For more than 35 years, he is actively involved in research in the area of solar energy and particularly in flat plate and concentrating collectors, solar water heating, solar steam generating systems, desalination, photovoltaics, geothermal energy and absorption cooling.
He has a large number of publications in books, book chapters, international scientific journals and refereed conference proceedings. He is Editor-in-Chief of Renewable and Sustainable Energy Reviews, Editor-in-Chief Emeritus of Renewable Energy and Honorary Editor of Energy, and Editorial Board Member of another twenty journals. He is the editor of the book Artificial Intelligence in Energy and Renewable Energy Systems, published by Nova Science Inc., co-editor of the book Soft Computing in Green and Renewable Energy Systems, published by Springer, editor of the book McEvoy’s Handbook of Photovoltaics, published by Academic Press of Elsevier and author of the books Solar Energy Engineering: Processes and Systems, and Thermal Solar Desalination: Methods and Systems, published by Academic Press of Elsevier.
Abstract
This presentation examines mainly the current status of renewables in the world.

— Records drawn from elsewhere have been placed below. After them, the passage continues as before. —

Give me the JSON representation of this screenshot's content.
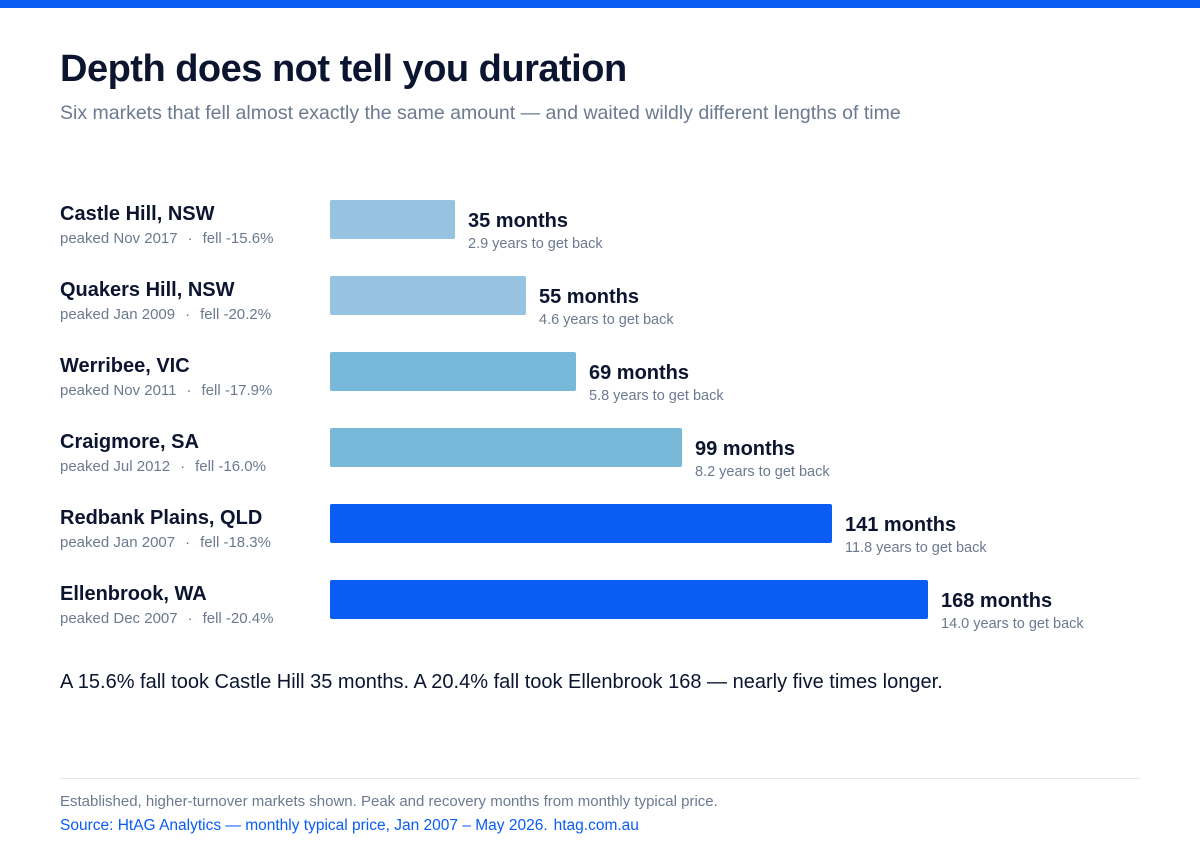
{
  "header": {
    "title": "Depth does not tell you duration",
    "subtitle": "Six markets that fell almost exactly the same amount — and waited wildly different lengths of time"
  },
  "colors": {
    "accent": "#0a5cf5",
    "bar_short": "#95c3e0",
    "bar_mid": "#78b8d8",
    "bar_long": "#0a5cf5"
  },
  "chart_data": {
    "type": "bar",
    "orientation": "horizontal",
    "unit": "months",
    "xlim": [
      0,
      168
    ],
    "grid": false,
    "rows": [
      {
        "market": "Castle Hill, NSW",
        "peaked_label": "peaked Nov 2017",
        "fell_label": "fell -15.6%",
        "peaked": "Nov 2017",
        "fall_pct": -15.6,
        "months": 35,
        "months_label": "35 months",
        "years_label": "2.9 years to get back",
        "color": "#95c3e0"
      },
      {
        "market": "Quakers Hill, NSW",
        "peaked_label": "peaked Jan 2009",
        "fell_label": "fell -20.2%",
        "peaked": "Jan 2009",
        "fall_pct": -20.2,
        "months": 55,
        "months_label": "55 months",
        "years_label": "4.6 years to get back",
        "color": "#95c3e0"
      },
      {
        "market": "Werribee, VIC",
        "peaked_label": "peaked Nov 2011",
        "fell_label": "fell -17.9%",
        "peaked": "Nov 2011",
        "fall_pct": -17.9,
        "months": 69,
        "months_label": "69 months",
        "years_label": "5.8 years to get back",
        "color": "#78b8d8"
      },
      {
        "market": "Craigmore, SA",
        "peaked_label": "peaked Jul 2012",
        "fell_label": "fell -16.0%",
        "peaked": "Jul 2012",
        "fall_pct": -16.0,
        "months": 99,
        "months_label": "99 months",
        "years_label": "8.2 years to get back",
        "color": "#78b8d8"
      },
      {
        "market": "Redbank Plains, QLD",
        "peaked_label": "peaked Jan 2007",
        "fell_label": "fell -18.3%",
        "peaked": "Jan 2007",
        "fall_pct": -18.3,
        "months": 141,
        "months_label": "141 months",
        "years_label": "11.8 years to get back",
        "color": "#0a5cf5"
      },
      {
        "market": "Ellenbrook, WA",
        "peaked_label": "peaked Dec 2007",
        "fell_label": "fell -20.4%",
        "peaked": "Dec 2007",
        "fall_pct": -20.4,
        "months": 168,
        "months_label": "168 months",
        "years_label": "14.0 years to get back",
        "color": "#0a5cf5"
      }
    ]
  },
  "takeaway": "A 15.6% fall took Castle Hill 35 months. A 20.4% fall took Ellenbrook 168 — nearly five times longer.",
  "footer": {
    "note": "Established, higher-turnover markets shown. Peak and recovery months from monthly typical price.",
    "source": "Source: HtAG Analytics — monthly typical price, Jan 2007 – May 2026.",
    "url": "htag.com.au"
  }
}
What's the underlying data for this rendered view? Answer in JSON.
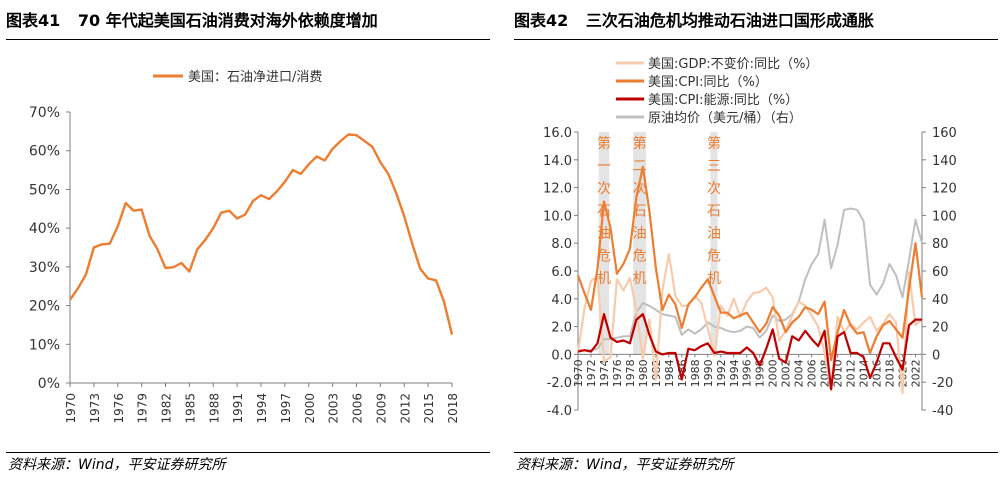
{
  "left_panel": {
    "figure_label": "图表41",
    "title": "70 年代起美国石油消费对海外依赖度增加",
    "source": "资料来源：Wind，平安证券研究所"
  },
  "right_panel": {
    "figure_label": "图表42",
    "title": "三次石油危机均推动石油进口国形成通胀",
    "source": "资料来源：Wind，平安证券研究所"
  },
  "chart_data": [
    {
      "type": "line",
      "legend_position": "top-center",
      "series": [
        {
          "name": "美国：石油净进口/消费",
          "color": "#ED7D31",
          "x": [
            1970,
            1971,
            1972,
            1973,
            1974,
            1975,
            1976,
            1977,
            1978,
            1979,
            1980,
            1981,
            1982,
            1983,
            1984,
            1985,
            1986,
            1987,
            1988,
            1989,
            1990,
            1991,
            1992,
            1993,
            1994,
            1995,
            1996,
            1997,
            1998,
            1999,
            2000,
            2001,
            2002,
            2003,
            2004,
            2005,
            2006,
            2007,
            2008,
            2009,
            2010,
            2011,
            2012,
            2013,
            2014,
            2015,
            2016,
            2017,
            2018
          ],
          "values": [
            21.5,
            24.5,
            28.0,
            35.0,
            35.8,
            36.0,
            40.5,
            46.5,
            44.5,
            44.8,
            38.0,
            34.5,
            29.7,
            29.9,
            31.0,
            28.8,
            34.5,
            37.0,
            40.0,
            44.0,
            44.5,
            42.5,
            43.5,
            47.0,
            48.5,
            47.5,
            49.5,
            52.0,
            55.0,
            54.0,
            56.5,
            58.5,
            57.5,
            60.5,
            62.5,
            64.2,
            64.0,
            62.5,
            61.0,
            57.0,
            54.0,
            49.0,
            43.0,
            36.0,
            29.5,
            27.0,
            26.5,
            21.0,
            12.5
          ]
        }
      ],
      "xlim": [
        1970,
        2018
      ],
      "x_ticks": [
        "1970",
        "1973",
        "1976",
        "1979",
        "1982",
        "1985",
        "1988",
        "1991",
        "1994",
        "1997",
        "2000",
        "2003",
        "2006",
        "2009",
        "2012",
        "2015",
        "2018"
      ],
      "ylim": [
        0,
        70
      ],
      "y_ticks": [
        "0%",
        "10%",
        "20%",
        "30%",
        "40%",
        "50%",
        "60%",
        "70%"
      ],
      "grid": false
    },
    {
      "type": "line",
      "legend_position": "top-left",
      "x_ticks": [
        "1970",
        "1972",
        "1974",
        "1976",
        "1978",
        "1980",
        "1982",
        "1984",
        "1986",
        "1988",
        "1990",
        "1992",
        "1994",
        "1996",
        "1998",
        "2000",
        "2002",
        "2004",
        "2006",
        "2008",
        "2010",
        "2012",
        "2014",
        "2016",
        "2018",
        "2020",
        "2022"
      ],
      "xlim": [
        1970,
        2023
      ],
      "ylim_left": [
        -4.0,
        16.0
      ],
      "y_ticks_left": [
        "-4.0",
        "-2.0",
        "0.0",
        "2.0",
        "4.0",
        "6.0",
        "8.0",
        "10.0",
        "12.0",
        "14.0",
        "16.0"
      ],
      "ylim_right": [
        -40,
        160
      ],
      "y_ticks_right": [
        "-40",
        "-20",
        "0",
        "20",
        "40",
        "60",
        "80",
        "100",
        "120",
        "140",
        "160"
      ],
      "grid": false,
      "crisis_bands": [
        {
          "label": "第一次石油危机",
          "x_start": 1973.2,
          "x_end": 1974.8,
          "label_color": "#ED7D31"
        },
        {
          "label": "第二次石油危机",
          "x_start": 1978.5,
          "x_end": 1980.5,
          "label_color": "#ED7D31"
        },
        {
          "label": "第三次石油危机",
          "x_start": 1990.4,
          "x_end": 1991.5,
          "label_color": "#ED7D31"
        }
      ],
      "series": [
        {
          "name": "美国:GDP:不变价:同比（%）",
          "axis": "left",
          "color": "#F8CBAD",
          "x": [
            1970,
            1971,
            1972,
            1973,
            1974,
            1975,
            1976,
            1977,
            1978,
            1979,
            1980,
            1981,
            1982,
            1983,
            1984,
            1985,
            1986,
            1987,
            1988,
            1989,
            1990,
            1991,
            1992,
            1993,
            1994,
            1995,
            1996,
            1997,
            1998,
            1999,
            2000,
            2001,
            2002,
            2003,
            2004,
            2005,
            2006,
            2007,
            2008,
            2009,
            2010,
            2011,
            2012,
            2013,
            2014,
            2015,
            2016,
            2017,
            2018,
            2019,
            2020,
            2021,
            2022,
            2023
          ],
          "values": [
            0.2,
            3.3,
            5.3,
            5.6,
            -0.5,
            -0.2,
            5.4,
            4.6,
            5.5,
            3.2,
            -0.3,
            2.5,
            -1.8,
            4.6,
            7.2,
            4.2,
            3.5,
            3.5,
            4.2,
            3.7,
            1.9,
            -0.1,
            3.5,
            2.8,
            4.0,
            2.7,
            3.8,
            4.4,
            4.5,
            4.8,
            4.1,
            1.0,
            1.7,
            2.8,
            3.8,
            3.5,
            2.8,
            2.0,
            0.1,
            -2.6,
            2.7,
            1.6,
            2.2,
            1.8,
            2.3,
            2.7,
            1.7,
            2.2,
            2.9,
            2.3,
            -2.8,
            5.9,
            2.1,
            2.5
          ]
        },
        {
          "name": "美国:CPI:同比（%）",
          "axis": "left",
          "color": "#ED7D31",
          "x": [
            1970,
            1971,
            1972,
            1973,
            1974,
            1975,
            1976,
            1977,
            1978,
            1979,
            1980,
            1981,
            1982,
            1983,
            1984,
            1985,
            1986,
            1987,
            1988,
            1989,
            1990,
            1991,
            1992,
            1993,
            1994,
            1995,
            1996,
            1997,
            1998,
            1999,
            2000,
            2001,
            2002,
            2003,
            2004,
            2005,
            2006,
            2007,
            2008,
            2009,
            2010,
            2011,
            2012,
            2013,
            2014,
            2015,
            2016,
            2017,
            2018,
            2019,
            2020,
            2021,
            2022,
            2023
          ],
          "values": [
            5.7,
            4.4,
            3.2,
            6.2,
            11.0,
            9.1,
            5.8,
            6.5,
            7.6,
            11.3,
            13.5,
            10.3,
            6.2,
            3.2,
            4.3,
            3.6,
            1.9,
            3.6,
            4.1,
            4.8,
            5.4,
            4.2,
            3.0,
            3.0,
            2.6,
            2.8,
            3.0,
            2.3,
            1.6,
            2.2,
            3.4,
            2.8,
            1.6,
            2.3,
            2.7,
            3.4,
            3.2,
            2.9,
            3.8,
            -0.4,
            1.6,
            3.2,
            2.1,
            1.5,
            1.6,
            0.1,
            1.3,
            2.1,
            2.4,
            1.8,
            1.2,
            4.7,
            8.0,
            4.1
          ]
        },
        {
          "name": "美国:CPI:能源:同比（%）",
          "axis": "left",
          "color": "#C00000",
          "x": [
            1970,
            1971,
            1972,
            1973,
            1974,
            1975,
            1976,
            1977,
            1978,
            1979,
            1980,
            1981,
            1982,
            1983,
            1984,
            1985,
            1986,
            1987,
            1988,
            1989,
            1990,
            1991,
            1992,
            1993,
            1994,
            1995,
            1996,
            1997,
            1998,
            1999,
            2000,
            2001,
            2002,
            2003,
            2004,
            2005,
            2006,
            2007,
            2008,
            2009,
            2010,
            2011,
            2012,
            2013,
            2014,
            2015,
            2016,
            2017,
            2018,
            2019,
            2020,
            2021,
            2022,
            2023
          ],
          "values": [
            0.2,
            0.3,
            0.2,
            0.8,
            2.9,
            1.2,
            0.9,
            1.0,
            0.8,
            2.5,
            2.9,
            1.4,
            0.2,
            0.0,
            0.1,
            0.1,
            -1.8,
            0.4,
            0.3,
            0.6,
            0.8,
            0.1,
            0.2,
            0.1,
            0.1,
            0.1,
            0.5,
            0.1,
            -0.8,
            0.4,
            1.8,
            -0.3,
            -0.6,
            1.3,
            1.0,
            1.7,
            1.1,
            0.6,
            1.7,
            -2.5,
            1.3,
            1.6,
            0.1,
            0.1,
            -0.2,
            -1.7,
            -0.6,
            0.8,
            0.8,
            -0.2,
            -1.1,
            2.1,
            2.5,
            2.5
          ]
        },
        {
          "name": "原油均价（美元/桶）（右）",
          "axis": "right",
          "color": "#BFBFBF",
          "x": [
            1970,
            1971,
            1972,
            1973,
            1974,
            1975,
            1976,
            1977,
            1978,
            1979,
            1980,
            1981,
            1982,
            1983,
            1984,
            1985,
            1986,
            1987,
            1988,
            1989,
            1990,
            1991,
            1992,
            1993,
            1994,
            1995,
            1996,
            1997,
            1998,
            1999,
            2000,
            2001,
            2002,
            2003,
            2004,
            2005,
            2006,
            2007,
            2008,
            2009,
            2010,
            2011,
            2012,
            2013,
            2014,
            2015,
            2016,
            2017,
            2018,
            2019,
            2020,
            2021,
            2022,
            2023
          ],
          "values": [
            3,
            3,
            3,
            4,
            11,
            11,
            12,
            13,
            13,
            30,
            37,
            35,
            32,
            29,
            28,
            27,
            14,
            18,
            15,
            18,
            23,
            20,
            19,
            17,
            16,
            17,
            20,
            19,
            12,
            17,
            28,
            24,
            25,
            29,
            38,
            54,
            65,
            72,
            97,
            62,
            79,
            104,
            105,
            104,
            96,
            50,
            43,
            51,
            65,
            57,
            41,
            68,
            97,
            80
          ]
        }
      ]
    }
  ]
}
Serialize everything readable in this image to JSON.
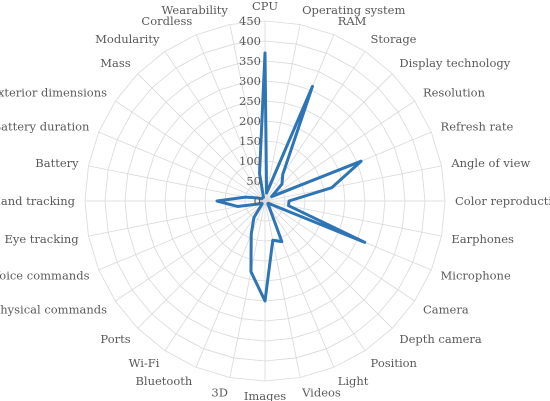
{
  "chart_data": {
    "type": "radar",
    "title": "",
    "categories": [
      "CPU",
      "Operating system",
      "RAM",
      "Storage",
      "Display technology",
      "Resolution",
      "Refresh rate",
      "Angle of view",
      "Color reproduction",
      "Earphones",
      "Microphone",
      "Camera",
      "Depth camera",
      "Position",
      "Light",
      "Videos",
      "Images",
      "3D",
      "Bluetooth",
      "Wi-Fi",
      "Ports",
      "Physical commands",
      "Voice commands",
      "Eye tracking",
      "Hand tracking",
      "Battery",
      "Battery duration",
      "Exterior dimensions",
      "Mass",
      "Modularity",
      "Cordless",
      "Wearability"
    ],
    "series": [
      {
        "values": [
          370,
          20,
          310,
          80,
          60,
          20,
          260,
          170,
          60,
          60,
          270,
          10,
          10,
          20,
          110,
          100,
          250,
          180,
          90,
          50,
          10,
          10,
          20,
          70,
          120,
          50,
          20,
          10,
          10,
          10,
          10,
          70
        ],
        "color": "#2e75b6"
      }
    ],
    "ticks": [
      0,
      50,
      100,
      150,
      200,
      250,
      300,
      350,
      400,
      450
    ],
    "rmax": 450,
    "grid": true,
    "legend": "none"
  }
}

The presentation starts with some facts about climate change, global warming, and the effects of human activities, such as the burning of fossil fuels on the climate problem. It then outlines the status of renewables in the world, which includes their shares with respect to conventional fuel use for power and for electricity production alone, and their social dimension in terms of jobs created. Then the basic forms of renewables are examined in some detail, which include solar thermal, both for low and high temperature applications, photovoltaics, hydro power, onshore and offshore wind energy systems and biomass/biofuels. In all these the basic technology is presented followed by the current status, the installed capacity in the last decade, which reveals their upward trend, as well as the prospects of the technology and some new research findings. Problems related to the extensive deployment of RES are identified as system transformation is not progressing so fast. We need to build resilient infrastructure, including mainly grids and storage, to be able to utilise renewable energy more effectively.